100 years of birth 'mother tongue' COBOL language

For the majority of people working in IT, COBOL (Common Business-Oriented Language) belongs to the past. However, the author of this programming language is probably very happy to know that it is still the nucleus of countless commercial trading software.

Grace Hopper was dubbed the 'mother of COBOL' with great contributions both in theory and practice in programming language. She created an important turning point in the IT industry when she found a compilation method in an era that people only knew about computer programs implemented by the method of interpreting each line at a time.

Picture 1 of 100 years of birth 'mother tongue' COBOL language

Grace Hopper (December 9, 1906 - January 1, 1992).

Hopper studied Mathematics and Physics at Yale University (USA) and taught at Vassar College before joining the Navy in 1943. There, she became one of the first computer programmers in the world. gender has the opportunity to work with one of the earliest established computer systems in history: Harvard Mark 1.

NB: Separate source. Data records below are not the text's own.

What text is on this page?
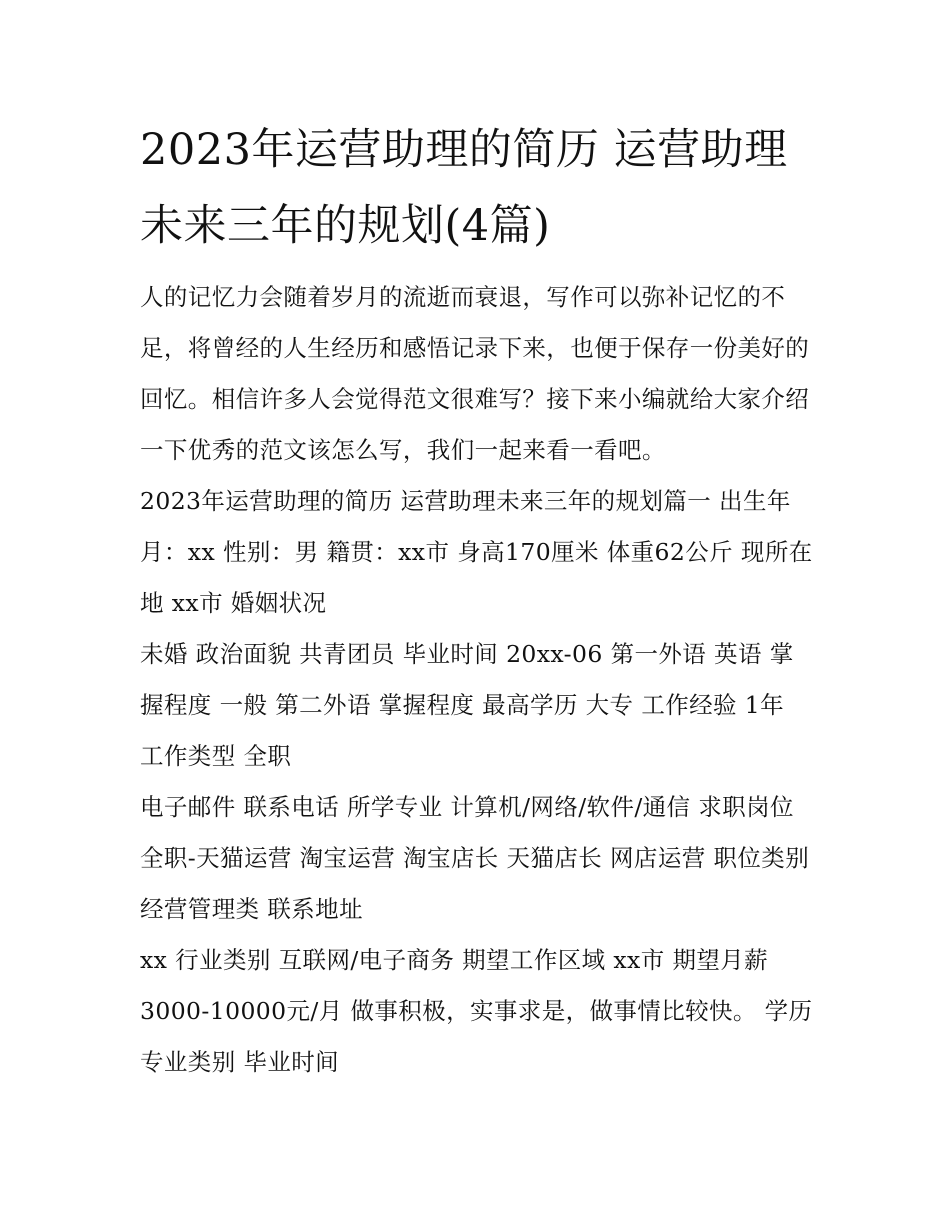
2023年运营助理的简历 运营助理未来三年的规划(4篇)

人的记忆力会随着岁月的流逝而衰退，写作可以弥补记忆的不足，将曾经的人生经历和感悟记录下来，也便于保存一份美好的回忆。相信许多人会觉得范文很难写？接下来小编就给大家介绍一下优秀的范文该怎么写，我们一起来看一看吧。

2023年运营助理的简历 运营助理未来三年的规划篇一 出生年月：xx 性别：男 籍贯：xx市 身高170厘米 体重62公斤 现所在地 xx市 婚姻状况

未婚 政治面貌 共青团员 毕业时间 20xx-06 第一外语 英语 掌握程度 一般 第二外语 掌握程度 最高学历 大专 工作经验 1年 工作类型 全职

电子邮件 联系电话 所学专业 计算机/网络/软件/通信 求职岗位 全职-天猫运营 淘宝运营 淘宝店长 天猫店长 网店运营 职位类别 经营管理类 联系地址

xx 行业类别 互联网/电子商务 期望工作区域 xx市 期望月薪 3000-10000元/月 做事积极，实事求是，做事情比较快。 学历 专业类别 毕业时间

She continued to interact with Harvard Mark 2 until 1949 and then moved to another company and worked on the Univac System 1, where she began developing the translation system. Hopper then returned to the US Navy and it was here that COBOL was born based on the idea that software should be written with easy-to-understand command lines instead of functions and numbers. As a result, even entrepreneurs can write the software they need.

' Currently, COBOL continues to be used in enterprise management applications ,' said Jullian Dobbins, Product Manager of Micro Focus, one of the US COBOL support companies. ' According to research firm Gartner, 75% of commercial transactions are being done through COBOL command lines, such as in ATM cash machine software. COBOL works very well because it's easy to control errors every time something goes wrong '.

Today, modern programming languages ​​like C / C ++ are gradually replacing COBOL because it is no longer suitable for new development directions such as web service or service-oriented architecture (SOA).